What’s on the shelves
A rotating lineup. Plants that outgrow their spot or start wanting cooler nights migrate upstairs into the highland cabinet; newcomers that don’t need cloud-forest temperatures land here first and stay if they thrive.
| Shelf resident | Source | Why it’s here rather than in the cabinet |
|---|---|---|
| Vanda coerulescens | Celandroni Orchidee | Warm-intermediate vandaceous — tolerates room temperatures. |
| Neostylis Lou Sneary (N. falcata × Rhynchostylis coelestis var. coerulea) | Celandroni Orchidee | Hybrid inherits the warmer tolerance of Rhynchostylis. |
| Darwinara Charm ‘Blue Moon’ (Neofinetia × Vanda × Rhynchostylis × Ascocentrum) | Claessen Orchids & Plants | Blue-violet flowers; the blue pigmentation tracks with cooler nights specifically, which the mister-fog microclimate provides without actual chilling. |
| Mexican Pinguicula (agnata, ehlersiae, esseriana, gypsicola × moctezumae, rotundiflora, rectifolia, Marciano, Apasionada, Red Starfish etc.) | Un Angolo di Deserto · Giardino Carnivoro | Mexican pings want bright light + dry roots + high humidity during the rainy season; the fog gives them humidity without soaking. |
| Cephalotus follicularis + f. ‘Hummer’s Giant’ | Giardino Carnivoro · David Maccioni | Hates the highland night minimum (13 °C) and the still air; prefers a drier, brighter, more ventilated spot. |
| Phalaenopsis species — finleyi, lowii, gibbosa, wilsonii, parishii | Celandroni Orchidee | Warm-growing botanical Phalaenopsis, miniature in habit. Happier in intermediate conditions than in the cloud forest. |
| Angraecum didieri | Growlist | Madagascan miniature; intermediate-warm, intolerant of the highland night drop. |
| Bulbophyllum makoyanum | Gift | Southeast-Asian lowland to mid-elevation; the cabinet is too cool overnight for it. |
The hardware
- Ultrasonic mister: generic 24 V piezoelectric disc with a refillable reservoir, switched by a Tapo P100 smart plug. Replace the disc every ~18 months; cartridges are cheap and the unit itself is cheaper.

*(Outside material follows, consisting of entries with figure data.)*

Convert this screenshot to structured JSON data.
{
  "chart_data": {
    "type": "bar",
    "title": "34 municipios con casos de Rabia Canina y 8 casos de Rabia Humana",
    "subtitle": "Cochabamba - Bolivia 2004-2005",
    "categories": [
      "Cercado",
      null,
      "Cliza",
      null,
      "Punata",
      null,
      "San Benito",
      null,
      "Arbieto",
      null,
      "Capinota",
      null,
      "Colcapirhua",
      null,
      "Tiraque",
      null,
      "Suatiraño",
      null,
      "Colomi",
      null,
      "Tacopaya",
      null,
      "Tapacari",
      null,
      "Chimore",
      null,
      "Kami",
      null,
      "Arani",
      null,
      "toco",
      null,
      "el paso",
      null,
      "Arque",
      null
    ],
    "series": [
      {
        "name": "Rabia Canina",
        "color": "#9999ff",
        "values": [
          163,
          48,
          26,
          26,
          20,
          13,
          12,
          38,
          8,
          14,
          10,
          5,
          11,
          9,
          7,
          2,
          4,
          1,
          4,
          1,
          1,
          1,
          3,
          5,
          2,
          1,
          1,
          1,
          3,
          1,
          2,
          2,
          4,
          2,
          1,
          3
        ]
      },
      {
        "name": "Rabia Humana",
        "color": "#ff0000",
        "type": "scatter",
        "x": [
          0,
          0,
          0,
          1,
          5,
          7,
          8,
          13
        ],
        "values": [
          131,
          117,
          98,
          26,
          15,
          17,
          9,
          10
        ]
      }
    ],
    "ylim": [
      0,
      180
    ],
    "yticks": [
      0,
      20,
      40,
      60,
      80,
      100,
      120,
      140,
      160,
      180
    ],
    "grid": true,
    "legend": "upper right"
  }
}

- Sensors: a Bosch BME280 and an SHT35 colocated on the shelf. Two sensors for redundancy and a sanity cross-check — RH sensors drift, and getting the setpoint wrong by 10 % is the difference between “happy plants” and “mould”.
- Controller: a second Raspberry Pi (not the highland one) runs a small Python loop — reads the two sensors, averages, and toggles the Tapo plug via the PyP100 library to hold RH around 80 % on hysteresis. No InfluxDB, no dashboard, no Node-RED; a setpoint, a dead-band, and a log file.
- Light: a plain full-spectrum LED strip along the top of each shelf, on a wall socket with a dumb daily timer (no dawn ramps, no PID, no Node-RED).
- Everything else: room air, room temperature, windowsill light where applicable.
The whole setup costs a fraction of the highland cabinet. That’s also the mental model: the cabinet is where you invest full-stack engineering when the species demands it; the fog shelves are where you invest just enough when the species lets you.
Why this counts as an “invention”
Strictly, it doesn’t. It’s a reminder: the impressive-looking solution is the wrong default. Most of the plants that end up in the highland cabinet don’t actually need the highland cabinet. The shelves document the ones that don’t.